Life

Men’s hair loss no longer a taboo topic

LONDON • Mr Spencer Stevenson, 44, was blessed with thick hair as a young man.Then, when he was 21, his hairline began to recede and it made him anxious and depressed.

His experience led him to become a mentor for balding men.

For 15 years he has run an advice website, spexhair.com. He also presents The Bald Truth, an online radio call-in show.

Progress has been steady, if slow, but Mr Stevenson has started to see a shift from the negative notion of hair loss. “Now, all we hear about is hair wellness,” he noted.

He said the stigma of balding added to his suffering.

With their clinical names and imagery of elderly men with comb-overs, treatments were about as appealing as piles cream.

Now, an industry built on fear, vanity and unspoken male vulnerability is undergoing a transformation.

In rebranding hair loss as hair wellness as part of a broader rise of men’s wellness, treatments are being repackaged as aspirational products for millennials who are primed to talk about their problems.

Ms Hilary Coles is co-founder of Hims, a start-up that launched in San Francisco in 2017 and in Britain last year. The British website is a snazzy shop window for just two products.

One is sildenafil, also known as Viagra. The other is finasteride, often branded as Propecia, a medication that inhibits a hormone that may lead to baldness in more than half of men over 50.

Mr Stevenson is sceptical about the opportunism of the new purveyors of hair wellness, but supports their mission to improve access.

“I think it’s positive that good companies are enabling people to keep their hair the right way.”
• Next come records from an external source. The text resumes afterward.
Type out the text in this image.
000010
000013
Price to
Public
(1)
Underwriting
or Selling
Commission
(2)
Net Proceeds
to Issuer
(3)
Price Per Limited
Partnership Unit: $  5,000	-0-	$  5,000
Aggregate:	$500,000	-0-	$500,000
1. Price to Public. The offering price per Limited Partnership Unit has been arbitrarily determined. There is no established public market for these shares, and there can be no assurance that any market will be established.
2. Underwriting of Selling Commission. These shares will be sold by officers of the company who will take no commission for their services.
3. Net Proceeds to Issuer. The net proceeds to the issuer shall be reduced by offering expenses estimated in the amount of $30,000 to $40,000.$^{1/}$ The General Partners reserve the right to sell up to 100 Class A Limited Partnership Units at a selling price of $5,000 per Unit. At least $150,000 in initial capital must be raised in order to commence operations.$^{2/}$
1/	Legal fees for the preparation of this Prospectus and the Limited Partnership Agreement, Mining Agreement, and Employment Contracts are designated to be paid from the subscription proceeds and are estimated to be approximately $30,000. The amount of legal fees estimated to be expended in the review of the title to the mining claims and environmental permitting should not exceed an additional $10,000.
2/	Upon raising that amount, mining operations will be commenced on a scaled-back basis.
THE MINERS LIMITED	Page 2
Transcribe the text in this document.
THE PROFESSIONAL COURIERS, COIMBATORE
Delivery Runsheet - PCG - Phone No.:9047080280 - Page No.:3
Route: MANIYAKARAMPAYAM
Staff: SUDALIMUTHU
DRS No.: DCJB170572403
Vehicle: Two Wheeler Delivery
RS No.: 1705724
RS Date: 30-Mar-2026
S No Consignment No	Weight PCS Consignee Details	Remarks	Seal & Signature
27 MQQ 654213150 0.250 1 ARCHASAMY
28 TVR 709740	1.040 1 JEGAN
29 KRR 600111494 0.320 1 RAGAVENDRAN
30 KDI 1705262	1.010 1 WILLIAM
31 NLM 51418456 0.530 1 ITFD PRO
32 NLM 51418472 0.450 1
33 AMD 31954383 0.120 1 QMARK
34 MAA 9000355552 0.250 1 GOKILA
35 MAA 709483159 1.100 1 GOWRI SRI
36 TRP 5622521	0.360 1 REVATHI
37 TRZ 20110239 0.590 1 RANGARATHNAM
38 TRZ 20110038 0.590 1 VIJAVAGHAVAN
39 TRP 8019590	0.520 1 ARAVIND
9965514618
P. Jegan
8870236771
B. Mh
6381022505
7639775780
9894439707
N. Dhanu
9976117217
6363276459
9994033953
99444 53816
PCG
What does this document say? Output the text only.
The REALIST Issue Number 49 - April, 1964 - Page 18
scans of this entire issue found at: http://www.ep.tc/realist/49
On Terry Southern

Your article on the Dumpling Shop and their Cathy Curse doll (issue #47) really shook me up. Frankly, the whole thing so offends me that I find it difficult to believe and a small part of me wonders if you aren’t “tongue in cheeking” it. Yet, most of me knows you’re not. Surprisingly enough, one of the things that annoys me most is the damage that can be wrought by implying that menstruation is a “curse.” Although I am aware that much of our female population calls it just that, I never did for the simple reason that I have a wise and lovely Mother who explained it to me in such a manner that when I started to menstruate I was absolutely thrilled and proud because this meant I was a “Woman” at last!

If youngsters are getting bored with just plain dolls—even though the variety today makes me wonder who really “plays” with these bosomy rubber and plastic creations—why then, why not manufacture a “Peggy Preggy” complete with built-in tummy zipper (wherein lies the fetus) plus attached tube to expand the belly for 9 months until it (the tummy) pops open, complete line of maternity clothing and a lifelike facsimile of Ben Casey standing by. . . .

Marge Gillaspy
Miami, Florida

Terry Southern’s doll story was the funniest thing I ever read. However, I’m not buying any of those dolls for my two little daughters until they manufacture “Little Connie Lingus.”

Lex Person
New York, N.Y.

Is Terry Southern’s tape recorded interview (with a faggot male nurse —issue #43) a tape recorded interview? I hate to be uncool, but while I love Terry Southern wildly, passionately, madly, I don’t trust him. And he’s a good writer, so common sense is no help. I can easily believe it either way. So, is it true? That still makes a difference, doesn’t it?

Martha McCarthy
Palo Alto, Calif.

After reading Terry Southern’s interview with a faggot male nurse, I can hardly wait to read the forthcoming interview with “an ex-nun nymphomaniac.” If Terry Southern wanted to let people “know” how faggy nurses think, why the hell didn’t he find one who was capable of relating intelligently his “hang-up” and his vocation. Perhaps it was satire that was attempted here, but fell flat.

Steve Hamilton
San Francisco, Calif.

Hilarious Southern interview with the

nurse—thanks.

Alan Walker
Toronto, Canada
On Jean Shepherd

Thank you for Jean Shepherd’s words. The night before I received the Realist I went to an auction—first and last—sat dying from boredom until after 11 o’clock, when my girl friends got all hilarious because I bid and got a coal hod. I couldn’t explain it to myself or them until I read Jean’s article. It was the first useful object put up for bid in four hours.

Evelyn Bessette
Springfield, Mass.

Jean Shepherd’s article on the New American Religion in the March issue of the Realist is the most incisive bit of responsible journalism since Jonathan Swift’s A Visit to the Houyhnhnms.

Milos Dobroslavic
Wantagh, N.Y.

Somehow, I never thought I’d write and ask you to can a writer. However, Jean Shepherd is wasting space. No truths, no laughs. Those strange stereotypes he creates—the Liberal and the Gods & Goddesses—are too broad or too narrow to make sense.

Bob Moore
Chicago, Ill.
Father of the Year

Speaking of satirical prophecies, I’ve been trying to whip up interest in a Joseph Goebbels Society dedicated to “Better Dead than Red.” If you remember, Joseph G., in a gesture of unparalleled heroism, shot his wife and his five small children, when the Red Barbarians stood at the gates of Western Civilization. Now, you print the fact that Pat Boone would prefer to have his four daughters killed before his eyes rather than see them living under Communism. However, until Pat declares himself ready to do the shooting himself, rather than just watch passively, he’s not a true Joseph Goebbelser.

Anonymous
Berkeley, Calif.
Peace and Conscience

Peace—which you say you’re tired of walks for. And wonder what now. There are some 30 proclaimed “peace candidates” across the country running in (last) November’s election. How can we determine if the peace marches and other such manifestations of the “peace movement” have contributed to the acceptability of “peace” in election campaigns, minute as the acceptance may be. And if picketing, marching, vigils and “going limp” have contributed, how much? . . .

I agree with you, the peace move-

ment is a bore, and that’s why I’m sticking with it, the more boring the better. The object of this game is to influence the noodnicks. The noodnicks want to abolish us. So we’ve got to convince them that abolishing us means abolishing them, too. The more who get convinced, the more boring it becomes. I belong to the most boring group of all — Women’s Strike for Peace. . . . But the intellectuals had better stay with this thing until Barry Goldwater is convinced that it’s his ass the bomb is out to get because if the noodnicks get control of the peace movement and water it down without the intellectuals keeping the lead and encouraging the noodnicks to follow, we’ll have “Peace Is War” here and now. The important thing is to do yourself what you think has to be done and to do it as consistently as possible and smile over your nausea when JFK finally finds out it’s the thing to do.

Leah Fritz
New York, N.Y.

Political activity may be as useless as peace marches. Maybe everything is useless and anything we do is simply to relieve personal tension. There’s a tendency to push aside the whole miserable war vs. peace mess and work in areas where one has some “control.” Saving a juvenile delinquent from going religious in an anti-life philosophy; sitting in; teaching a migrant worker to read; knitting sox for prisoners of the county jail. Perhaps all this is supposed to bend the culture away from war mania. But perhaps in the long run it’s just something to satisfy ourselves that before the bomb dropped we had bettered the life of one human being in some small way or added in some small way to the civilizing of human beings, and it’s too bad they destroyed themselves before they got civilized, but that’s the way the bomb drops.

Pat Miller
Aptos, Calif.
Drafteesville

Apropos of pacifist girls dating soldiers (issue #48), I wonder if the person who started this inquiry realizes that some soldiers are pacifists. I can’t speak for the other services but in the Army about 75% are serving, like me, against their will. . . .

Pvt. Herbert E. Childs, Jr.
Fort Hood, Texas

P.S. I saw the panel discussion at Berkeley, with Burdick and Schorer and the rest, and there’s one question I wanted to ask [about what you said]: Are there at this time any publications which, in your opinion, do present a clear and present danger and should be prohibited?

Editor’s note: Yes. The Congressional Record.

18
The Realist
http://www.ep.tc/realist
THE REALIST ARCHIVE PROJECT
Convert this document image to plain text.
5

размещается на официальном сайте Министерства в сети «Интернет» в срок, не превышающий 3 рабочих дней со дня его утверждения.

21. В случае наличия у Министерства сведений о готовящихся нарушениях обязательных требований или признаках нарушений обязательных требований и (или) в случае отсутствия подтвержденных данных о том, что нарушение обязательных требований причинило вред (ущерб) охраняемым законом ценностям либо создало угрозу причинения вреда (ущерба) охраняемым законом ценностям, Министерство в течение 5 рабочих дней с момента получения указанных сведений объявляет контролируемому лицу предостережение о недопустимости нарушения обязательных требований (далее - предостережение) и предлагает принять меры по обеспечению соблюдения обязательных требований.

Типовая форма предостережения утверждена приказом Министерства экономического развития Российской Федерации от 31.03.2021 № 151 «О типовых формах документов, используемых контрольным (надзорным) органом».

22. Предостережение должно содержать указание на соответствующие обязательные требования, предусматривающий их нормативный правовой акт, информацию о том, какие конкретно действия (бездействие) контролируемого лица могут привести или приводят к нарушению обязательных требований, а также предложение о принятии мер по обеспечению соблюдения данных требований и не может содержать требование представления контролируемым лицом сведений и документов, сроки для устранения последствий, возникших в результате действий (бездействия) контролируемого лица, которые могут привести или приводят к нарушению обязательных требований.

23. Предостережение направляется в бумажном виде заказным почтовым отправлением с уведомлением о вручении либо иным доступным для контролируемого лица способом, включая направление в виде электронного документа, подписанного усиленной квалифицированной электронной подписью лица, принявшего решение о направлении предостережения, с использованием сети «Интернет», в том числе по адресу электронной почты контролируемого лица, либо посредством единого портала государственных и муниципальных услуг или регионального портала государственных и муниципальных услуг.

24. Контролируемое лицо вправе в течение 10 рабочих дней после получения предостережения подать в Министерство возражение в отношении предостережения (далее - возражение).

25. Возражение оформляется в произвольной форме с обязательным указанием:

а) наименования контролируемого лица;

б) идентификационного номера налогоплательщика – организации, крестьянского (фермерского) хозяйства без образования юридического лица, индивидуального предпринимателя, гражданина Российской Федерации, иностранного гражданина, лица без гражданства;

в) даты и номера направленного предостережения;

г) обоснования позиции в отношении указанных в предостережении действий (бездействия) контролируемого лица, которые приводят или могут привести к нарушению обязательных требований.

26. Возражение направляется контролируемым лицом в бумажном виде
He credits footballer Wayne Rooney’s headline-grabbing hair transplant in 2011 with beginning to drag the conversation out of the closet. “It was a turning point because of the way Rooney was so open about it,” he noted.

Mr Stevenson has tried everything himself at least once and has spent more than £30,000 (S$54,000) on hair transplants.

He has a thick head of hair to show for it.

In the procedure, individual hairs – or strips of hair – are extracted from well-served areas of the scalp and planted in the bald patches.

Mr Stevenson said surgery should be a last resort and advises men to try the shaved look first.

“It will be a lot less time-consuming and emotionally and financially draining than treatment,” he added.